Oggi apprendiamo che questa vergogna contro il senso di umanità sarà inasprita per la nostra sicurezza. Sicuri, ma sì, sicuri della vergogna. (dal quotidiano “Avvenire” – Giuseppe Anzani)
La suddetta cinica novità legislativa è passata sotto silenzio nel frastuono politico e culturale di questi strani tempi. Quanto doppiopesismo nelle nostre discussioni pseudo-sociali! Un caso eclatante di violenza dovrebbe indignare e accendere i riflettori su tutto il clima di violenza che pervade la nostra società: purtroppo tutto si tiene e niente è lasciato al caso. Invece su certi tragici episodi scateniamo l’inferno, dimenticando che l’inferno è a portata di mano, è in agguato nella porta accanto e anche più che mai nei posti “maledetti” come le carceri.
Se non abbiamo il coraggio di aprire lo sguardo, rimaniamo vittime di una sorta di strabismo pietistico. Giulia Cecchettin è vittima di una società che semina vittime sulle proprie strade e di cui siamo tutti osservatori troppo spesso distratti, indifferenti e disimpegnati.

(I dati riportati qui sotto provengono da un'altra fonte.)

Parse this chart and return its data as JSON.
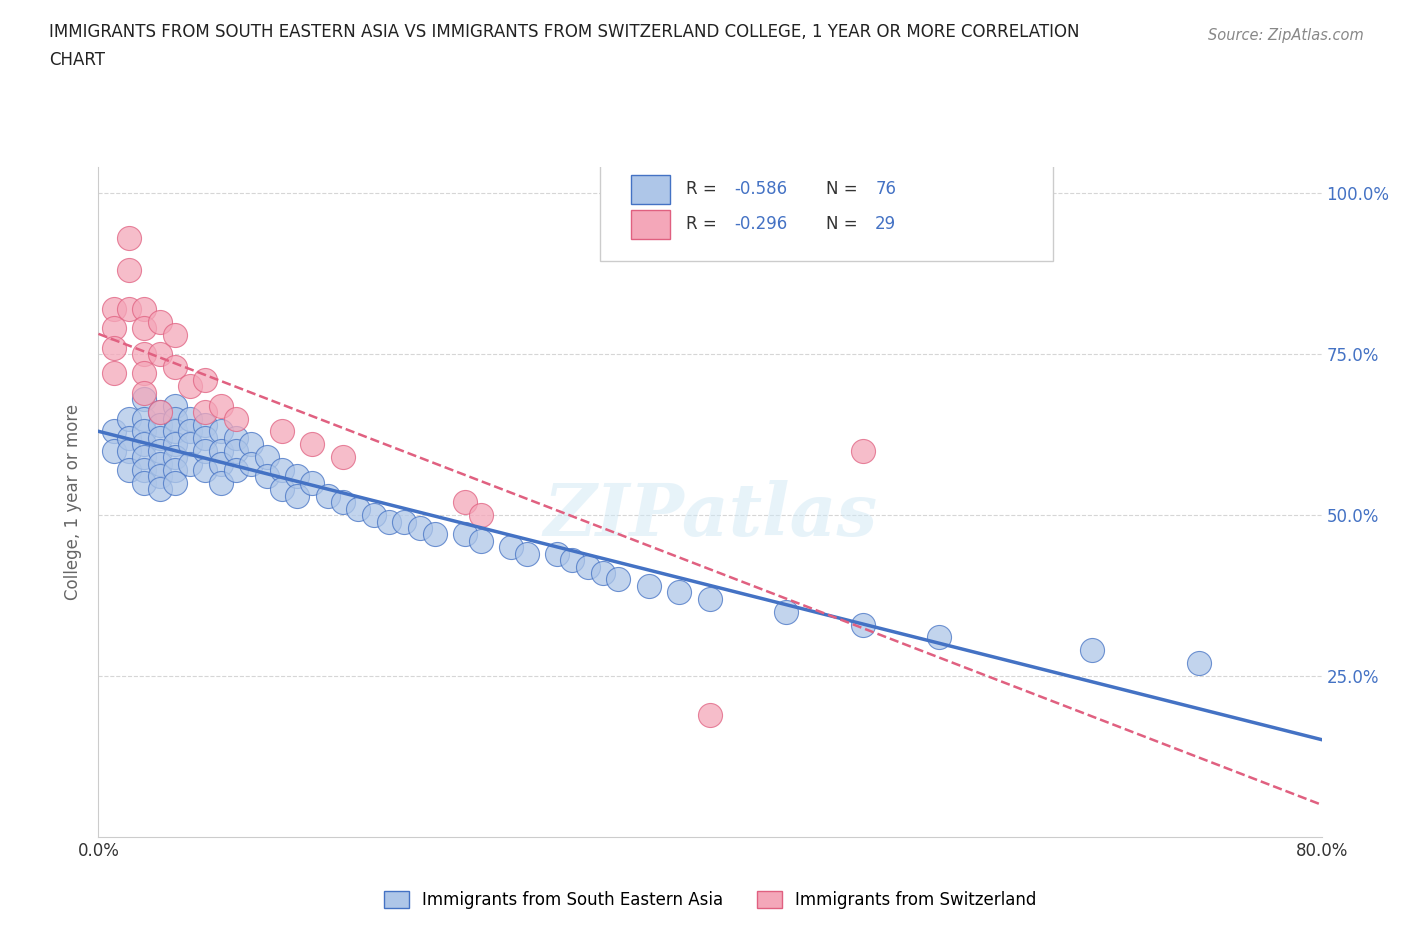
{
  "title_line1": "IMMIGRANTS FROM SOUTH EASTERN ASIA VS IMMIGRANTS FROM SWITZERLAND COLLEGE, 1 YEAR OR MORE CORRELATION",
  "title_line2": "CHART",
  "source_text": "Source: ZipAtlas.com",
  "ylabel": "College, 1 year or more",
  "xlim": [
    0.0,
    0.8
  ],
  "ylim": [
    0.0,
    1.04
  ],
  "blue_R": "-0.586",
  "blue_N": "76",
  "pink_R": "-0.296",
  "pink_N": "29",
  "legend_label_blue": "Immigrants from South Eastern Asia",
  "legend_label_pink": "Immigrants from Switzerland",
  "watermark": "ZIPatlas",
  "blue_color": "#aec6e8",
  "pink_color": "#f4a7b9",
  "blue_line_color": "#4472c4",
  "pink_line_color": "#e06080",
  "pink_line_dash": "dashed",
  "background_color": "#ffffff",
  "blue_scatter": {
    "x": [
      0.01,
      0.01,
      0.02,
      0.02,
      0.02,
      0.02,
      0.03,
      0.03,
      0.03,
      0.03,
      0.03,
      0.03,
      0.03,
      0.04,
      0.04,
      0.04,
      0.04,
      0.04,
      0.04,
      0.04,
      0.05,
      0.05,
      0.05,
      0.05,
      0.05,
      0.05,
      0.05,
      0.06,
      0.06,
      0.06,
      0.06,
      0.07,
      0.07,
      0.07,
      0.07,
      0.08,
      0.08,
      0.08,
      0.08,
      0.09,
      0.09,
      0.09,
      0.1,
      0.1,
      0.11,
      0.11,
      0.12,
      0.12,
      0.13,
      0.13,
      0.14,
      0.15,
      0.16,
      0.17,
      0.18,
      0.19,
      0.2,
      0.21,
      0.22,
      0.24,
      0.25,
      0.27,
      0.28,
      0.3,
      0.31,
      0.32,
      0.33,
      0.34,
      0.36,
      0.38,
      0.4,
      0.45,
      0.5,
      0.55,
      0.65,
      0.72
    ],
    "y": [
      0.63,
      0.6,
      0.65,
      0.62,
      0.6,
      0.57,
      0.68,
      0.65,
      0.63,
      0.61,
      0.59,
      0.57,
      0.55,
      0.66,
      0.64,
      0.62,
      0.6,
      0.58,
      0.56,
      0.54,
      0.67,
      0.65,
      0.63,
      0.61,
      0.59,
      0.57,
      0.55,
      0.65,
      0.63,
      0.61,
      0.58,
      0.64,
      0.62,
      0.6,
      0.57,
      0.63,
      0.6,
      0.58,
      0.55,
      0.62,
      0.6,
      0.57,
      0.61,
      0.58,
      0.59,
      0.56,
      0.57,
      0.54,
      0.56,
      0.53,
      0.55,
      0.53,
      0.52,
      0.51,
      0.5,
      0.49,
      0.49,
      0.48,
      0.47,
      0.47,
      0.46,
      0.45,
      0.44,
      0.44,
      0.43,
      0.42,
      0.41,
      0.4,
      0.39,
      0.38,
      0.37,
      0.35,
      0.33,
      0.31,
      0.29,
      0.27
    ]
  },
  "pink_scatter": {
    "x": [
      0.01,
      0.01,
      0.01,
      0.01,
      0.02,
      0.02,
      0.02,
      0.03,
      0.03,
      0.03,
      0.03,
      0.03,
      0.04,
      0.04,
      0.04,
      0.05,
      0.05,
      0.06,
      0.07,
      0.07,
      0.08,
      0.09,
      0.12,
      0.14,
      0.16,
      0.24,
      0.25,
      0.4,
      0.5
    ],
    "y": [
      0.82,
      0.79,
      0.76,
      0.72,
      0.93,
      0.88,
      0.82,
      0.82,
      0.79,
      0.75,
      0.72,
      0.69,
      0.8,
      0.75,
      0.66,
      0.78,
      0.73,
      0.7,
      0.71,
      0.66,
      0.67,
      0.65,
      0.63,
      0.61,
      0.59,
      0.52,
      0.5,
      0.19,
      0.6
    ]
  }
}
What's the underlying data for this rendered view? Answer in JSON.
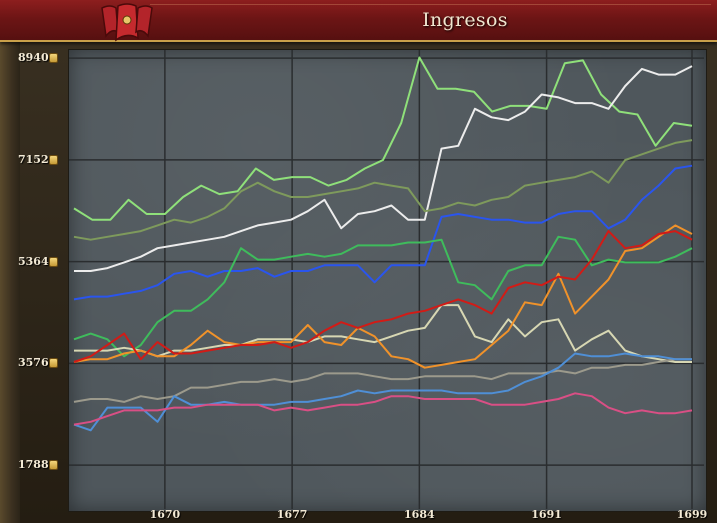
{
  "window": {
    "title": "Ingresos"
  },
  "chart_data": {
    "type": "line",
    "title": "Ingresos",
    "x_ticks": [
      1670,
      1677,
      1684,
      1691,
      1699
    ],
    "y_ticks": [
      "8940",
      "7152",
      "5364",
      "3576",
      "1788"
    ],
    "y_values": [
      8940,
      7152,
      5364,
      3576,
      1788
    ],
    "xlim": [
      1665,
      1699
    ],
    "ylim": [
      1000,
      9100
    ],
    "grid": true,
    "series": [
      {
        "color": "#8fe07a",
        "values": [
          6300,
          6100,
          6100,
          6450,
          6200,
          6200,
          6500,
          6700,
          6550,
          6600,
          7000,
          6800,
          6850,
          6850,
          6700,
          6800,
          7000,
          7150,
          7800,
          8950,
          8400,
          8400,
          8350,
          8000,
          8100,
          8100,
          8050,
          8850,
          8900,
          8300,
          8000,
          7950,
          7400,
          7800,
          7750
        ]
      },
      {
        "color": "#ececec",
        "values": [
          5200,
          5200,
          5250,
          5350,
          5450,
          5600,
          5650,
          5700,
          5750,
          5800,
          5900,
          6000,
          6050,
          6100,
          6250,
          6450,
          5950,
          6200,
          6250,
          6350,
          6100,
          6100,
          7350,
          7400,
          8050,
          7900,
          7850,
          8000,
          8300,
          8250,
          8150,
          8150,
          8050,
          8450,
          8750,
          8650,
          8650,
          8800
        ]
      },
      {
        "color": "#7e9a5c",
        "values": [
          5800,
          5750,
          5800,
          5850,
          5900,
          6000,
          6100,
          6050,
          6150,
          6300,
          6600,
          6750,
          6600,
          6500,
          6500,
          6550,
          6600,
          6650,
          6750,
          6700,
          6650,
          6250,
          6300,
          6400,
          6350,
          6450,
          6500,
          6700,
          6750,
          6800,
          6850,
          6950,
          6750,
          7150,
          7250,
          7350,
          7450,
          7500
        ]
      },
      {
        "color": "#2a55ee",
        "values": [
          4700,
          4750,
          4750,
          4800,
          4850,
          4950,
          5150,
          5200,
          5100,
          5200,
          5200,
          5250,
          5100,
          5200,
          5200,
          5300,
          5300,
          5300,
          5000,
          5300,
          5300,
          5300,
          6150,
          6200,
          6150,
          6100,
          6100,
          6050,
          6050,
          6200,
          6250,
          6250,
          5950,
          6100,
          6450,
          6700,
          7000,
          7050
        ]
      },
      {
        "color": "#3fbc5c",
        "values": [
          4000,
          4100,
          4000,
          3700,
          3900,
          4300,
          4500,
          4500,
          4700,
          5000,
          5600,
          5400,
          5400,
          5450,
          5500,
          5450,
          5500,
          5650,
          5650,
          5650,
          5700,
          5700,
          5750,
          5000,
          4950,
          4700,
          5200,
          5300,
          5300,
          5800,
          5750,
          5300,
          5400,
          5350,
          5350,
          5350,
          5450,
          5600
        ]
      },
      {
        "color": "#d7d7b3",
        "values": [
          3800,
          3800,
          3800,
          3850,
          3800,
          3700,
          3800,
          3800,
          3850,
          3900,
          3900,
          4000,
          4000,
          4000,
          3950,
          4050,
          4050,
          4000,
          3950,
          4050,
          4150,
          4200,
          4600,
          4600,
          4050,
          3950,
          4350,
          4050,
          4300,
          4350,
          3800,
          4000,
          4150,
          3800,
          3700,
          3650,
          3600,
          3600
        ]
      },
      {
        "color": "#f0922a",
        "values": [
          3600,
          3650,
          3650,
          3750,
          3800,
          3700,
          3700,
          3900,
          4150,
          3950,
          3900,
          3950,
          3950,
          3950,
          4250,
          3950,
          3900,
          4200,
          4050,
          3700,
          3650,
          3500,
          3550,
          3600,
          3650,
          3900,
          4150,
          4650,
          4600,
          5150,
          4450,
          4750,
          5050,
          5550,
          5600,
          5800,
          6000,
          5850
        ]
      },
      {
        "color": "#d21b16",
        "values": [
          3600,
          3700,
          3900,
          4100,
          3650,
          3950,
          3750,
          3750,
          3800,
          3850,
          3900,
          3900,
          3950,
          3850,
          3950,
          4150,
          4300,
          4200,
          4300,
          4350,
          4450,
          4500,
          4600,
          4700,
          4600,
          4450,
          4900,
          5000,
          4950,
          5100,
          5050,
          5400,
          5900,
          5600,
          5650,
          5850,
          5900,
          5750
        ]
      },
      {
        "color": "#9c9a8c",
        "values": [
          2900,
          2950,
          2950,
          2900,
          3000,
          2950,
          3000,
          3150,
          3150,
          3200,
          3250,
          3250,
          3300,
          3250,
          3300,
          3400,
          3400,
          3400,
          3350,
          3300,
          3300,
          3350,
          3350,
          3350,
          3350,
          3300,
          3400,
          3400,
          3400,
          3450,
          3400,
          3500,
          3500,
          3550,
          3550,
          3600,
          3650,
          3650
        ]
      },
      {
        "color": "#4f8fd6",
        "values": [
          2500,
          2400,
          2800,
          2800,
          2800,
          2550,
          3000,
          2850,
          2850,
          2900,
          2850,
          2850,
          2850,
          2900,
          2900,
          2950,
          3000,
          3100,
          3050,
          3100,
          3100,
          3100,
          3100,
          3050,
          3050,
          3050,
          3100,
          3250,
          3350,
          3500,
          3750,
          3700,
          3700,
          3750,
          3700,
          3700,
          3650,
          3650
        ]
      },
      {
        "color": "#d94f85",
        "values": [
          2500,
          2550,
          2650,
          2750,
          2750,
          2750,
          2800,
          2800,
          2850,
          2850,
          2850,
          2850,
          2750,
          2800,
          2750,
          2800,
          2850,
          2850,
          2900,
          3000,
          3000,
          2950,
          2950,
          2950,
          2950,
          2850,
          2850,
          2850,
          2900,
          2950,
          3050,
          3000,
          2800,
          2700,
          2750,
          2700,
          2700,
          2750
        ]
      }
    ]
  }
}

Ricordo che mio padre, con la sua solita e sarcastica verve critica, di fronte agli insistenti messaggi statistici sulla morte di un bambino per fame ad ogni nostro respiro, si chiedeva: «E mi alóra co’ dovrissja fär? Lasär lì ‘d tirär al fiè?». Lo diceva forse anche per mettere fine ai pietismi di maniera che non servono a nulla e vanno molto di moda.
Dobbiamo ripartire daccapo mettendo il rispetto per la persona prima di tutto e interrogandoci su quanto singolarmente possiamo fare, a livello di denuncia, ma anche e soprattutto a livello di impegno concreto. Qualcuno penserà che i casi drammatici non sono tutti uguali. É vero, ma è altrettanto vero che tutti hanno diritto di essere attenzionati e considerati.
Di mia madre non sono riuscito a capire come facesse ad interessarsi ai problemi di tutti e ad intervenire in soccorso di tutti quanti erano alla sua potenziale portata. Ho trovato una risposta poetica: aveva un cuore grande, fatto a cellette come un alveare, un posticino preciso e deciso per ognuno, senza interferenze, senza assurde graduatorie, con il massimo dell’attenzione possibile per tutti.
Si tratta di una lezione valida: se non allarghiamo il cuore e non lo strutturiamo a cellette, non ci saltiamo fuori. Possiamo anche piangere, disperarci, protestare, gridare, inveire, ma la situazione non cambierà. Il discorso vale sul piano personale, ma anche dal punto di vista sociale.